VIDEO: Whale Freed from 4,000 Pounds of Fishing Gear in New York

A multi-state team recently freed a whale entangled in more than 4,000 pounds of fishing gear as it swam through New York’s Ambrose Channel.

The four-day rescue effort began when recreational boater spotted the distressed animal off the coast of the Rockaways in New York City and reported it to the Coast Guard. Experts from New York, Massachusetts and New Jersey came together to free the whale.

First on the scene, rescue workers from the New York State Department of Environmental Conservation and the Atlantic Marine Conservation Society surveyed the whale. They discovered something was anchoring it to the seafloor, preventing it from swimming and making it difficult for the whale to hold its head above water to breathe.

Surveyors returned to the whale the following day and discovered what was weighing it down — over 4,000 pounds of steel fishing gear and several buoys. The team took photographs to document the entanglement, which left the whale in immediate danger of being attacked by a predator or hit by a ship passing through the channel.

The New York team called on disentanglement experts from the Center for Coastal Studies in Provincetown, Massachusetts, for help. The next day, the Center’s experts used an inflatable boat to approach the whale and start cutting away the debris.

By nightfall, the team had detached multiple buoys and cut through some of the gear that was tangled around the whale’s fluke.
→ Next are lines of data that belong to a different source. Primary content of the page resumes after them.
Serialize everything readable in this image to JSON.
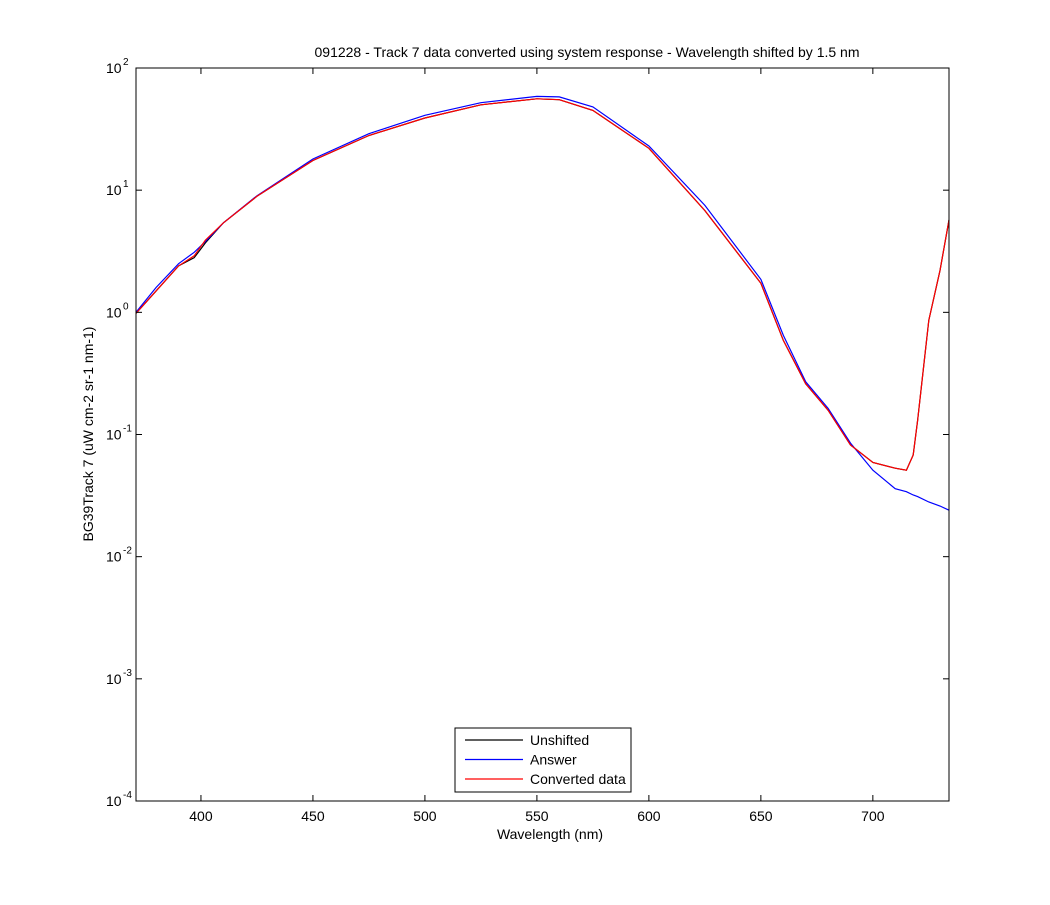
{
  "chart_data": {
    "type": "line",
    "title": "091228 - Track 7 data converted using system response - Wavelength shifted by 1.5 nm",
    "x_label": "Wavelength (nm)",
    "y_label": "BG39Track 7 (uW cm-2 sr-1 nm-1)",
    "log_y": true,
    "legend": "bottom",
    "x": [
      371,
      380,
      390,
      397,
      402,
      410,
      425,
      450,
      475,
      500,
      525,
      550,
      560,
      575,
      600,
      625,
      650,
      660,
      670,
      680,
      690,
      700,
      710,
      715,
      718,
      720,
      725,
      730,
      734
    ],
    "series": [
      {
        "name": "Unshifted",
        "color": "#000000",
        "values": [
          0.98,
          1.5,
          2.4,
          2.8,
          3.7,
          5.4,
          8.9,
          17.5,
          28,
          39,
          50,
          56,
          55,
          45,
          22,
          6.8,
          1.73,
          0.59,
          0.26,
          0.158,
          0.082,
          0.059,
          0.053,
          0.051,
          0.068,
          0.13,
          0.86,
          2.2,
          5.7
        ]
      },
      {
        "name": "Answer",
        "color": "#0000ff",
        "values": [
          1.0,
          1.6,
          2.5,
          3.1,
          3.8,
          5.4,
          9.0,
          18,
          29,
          41,
          52,
          58.5,
          58,
          48,
          23,
          7.5,
          1.86,
          0.65,
          0.27,
          0.164,
          0.085,
          0.051,
          0.036,
          0.034,
          0.032,
          0.031,
          0.028,
          0.026,
          0.024
        ]
      },
      {
        "name": "Converted data",
        "color": "#ff0000",
        "values": [
          0.98,
          1.5,
          2.4,
          2.9,
          3.9,
          5.4,
          8.9,
          17.5,
          28,
          39,
          50,
          56,
          55,
          45,
          22,
          6.8,
          1.73,
          0.59,
          0.26,
          0.158,
          0.082,
          0.059,
          0.053,
          0.051,
          0.068,
          0.13,
          0.86,
          2.2,
          5.7
        ]
      }
    ],
    "xlim": [
      371,
      734
    ],
    "xticks": [
      400,
      450,
      500,
      550,
      600,
      650,
      700
    ],
    "ylim": [
      0.0001,
      100
    ],
    "yticks": [
      {
        "value": 0.0001,
        "label": "10",
        "exponent": "-4"
      },
      {
        "value": 0.001,
        "label": "10",
        "exponent": "-3"
      },
      {
        "value": 0.01,
        "label": "10",
        "exponent": "-2"
      },
      {
        "value": 0.1,
        "label": "10",
        "exponent": "-1"
      },
      {
        "value": 1,
        "label": "10",
        "exponent": "0"
      },
      {
        "value": 10,
        "label": "10",
        "exponent": "1"
      },
      {
        "value": 100,
        "label": "10",
        "exponent": "2"
      }
    ]
  }
}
It would take another day of work to fully free the ocean giant.

“That was among the more challenging whale disentanglement cases we have dealt with,” Scott Landry, director of Marine Animal Entanglement Response at the Center, said in a statement. “That whale was fighting to live. All the folks we were working with on the water the last two days were fighting to help it.”
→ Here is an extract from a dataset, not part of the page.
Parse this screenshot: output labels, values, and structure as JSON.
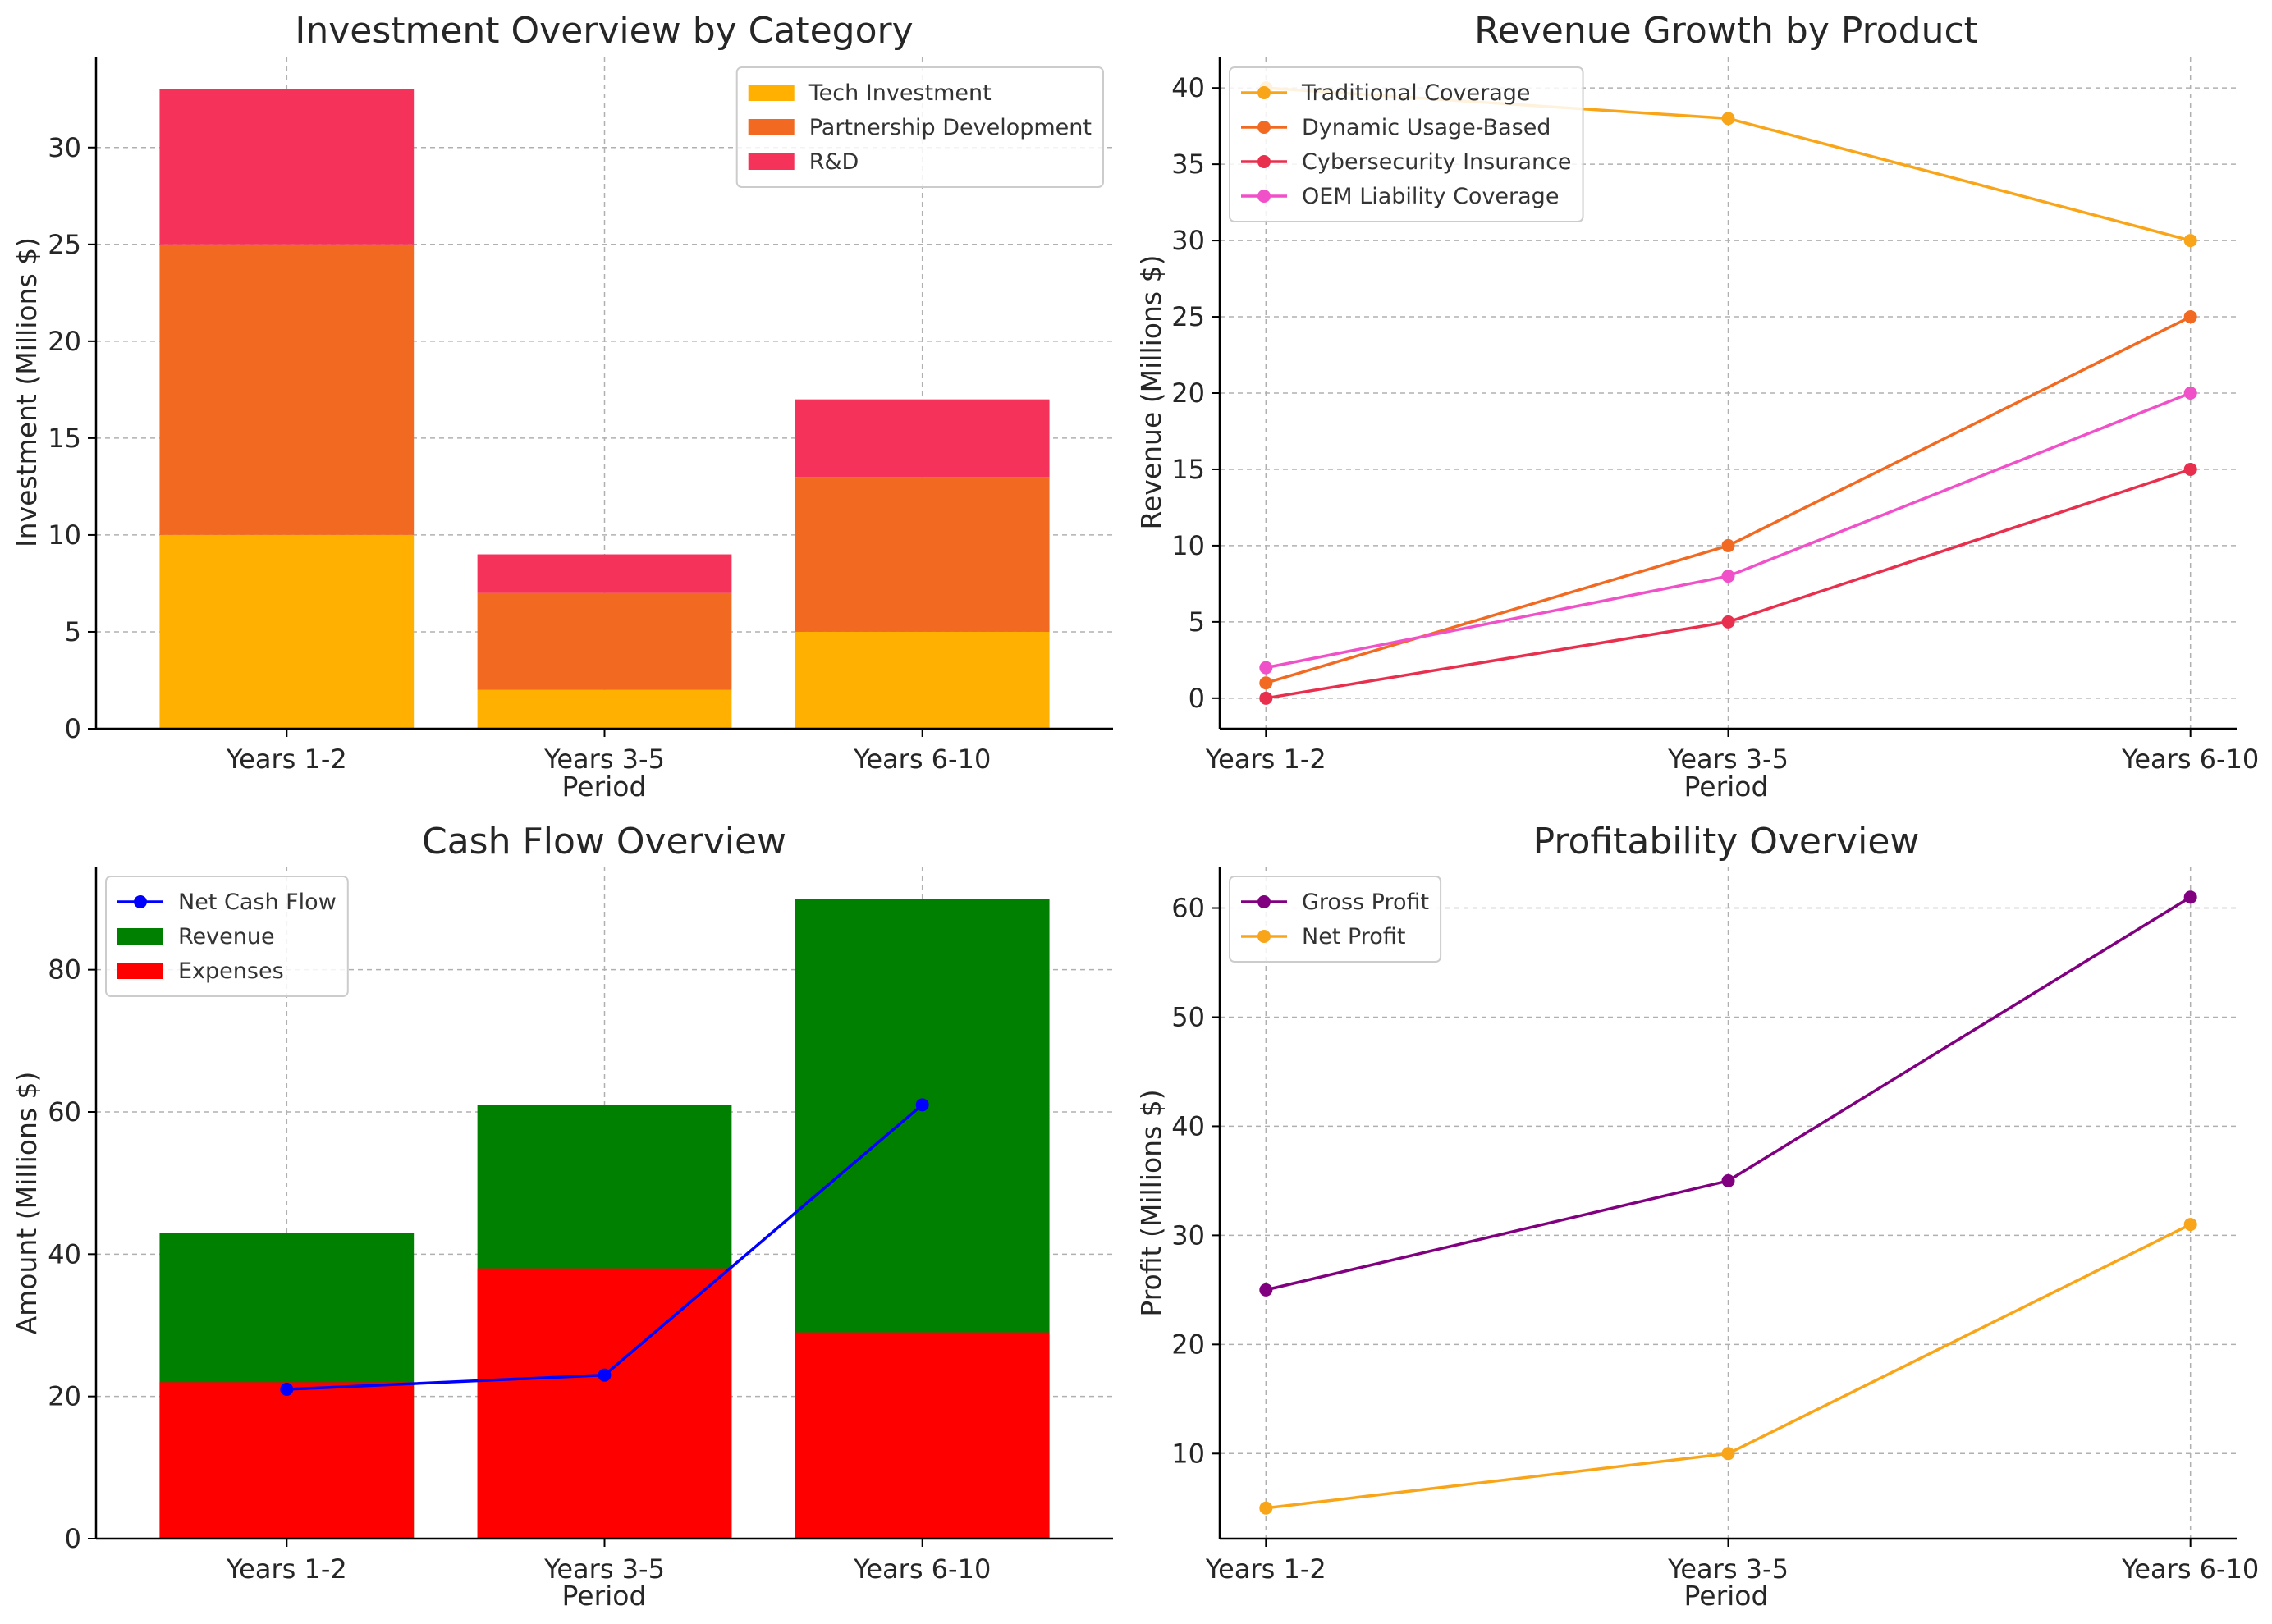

On the fourth day of the rescue, a research vessel from New Jersey’s Monmouth University and a U.S. Army Corps of Engineers Drift Collection Vessel were deployed to aid the effort, along with the NOAA Northeast Fisheries Science Center’s Sandy Hook lab.

The team used hacksaws and other heavy-duty equipment to make the final cuts to a steel cable trapping the whale and remove the debris from the ocean.

By 4 p.m., the team watched as the whale swam free with few visible severe injuries, namely cuts along its body and a few deeper lacerations at its tail.

“Without intervention, that whale would not have survived,” Landry says. “While it’s not entirely out of the woods yet, its prospects are now 100% better than what they were. We are optimistic we will see the whale again and, like the majority of humpback whales off our coast, it will bear the scars of entanglement.”

The whale was spotted off the coast of Long Island in early August about a week after the rescue. He appeared to be doing just fine.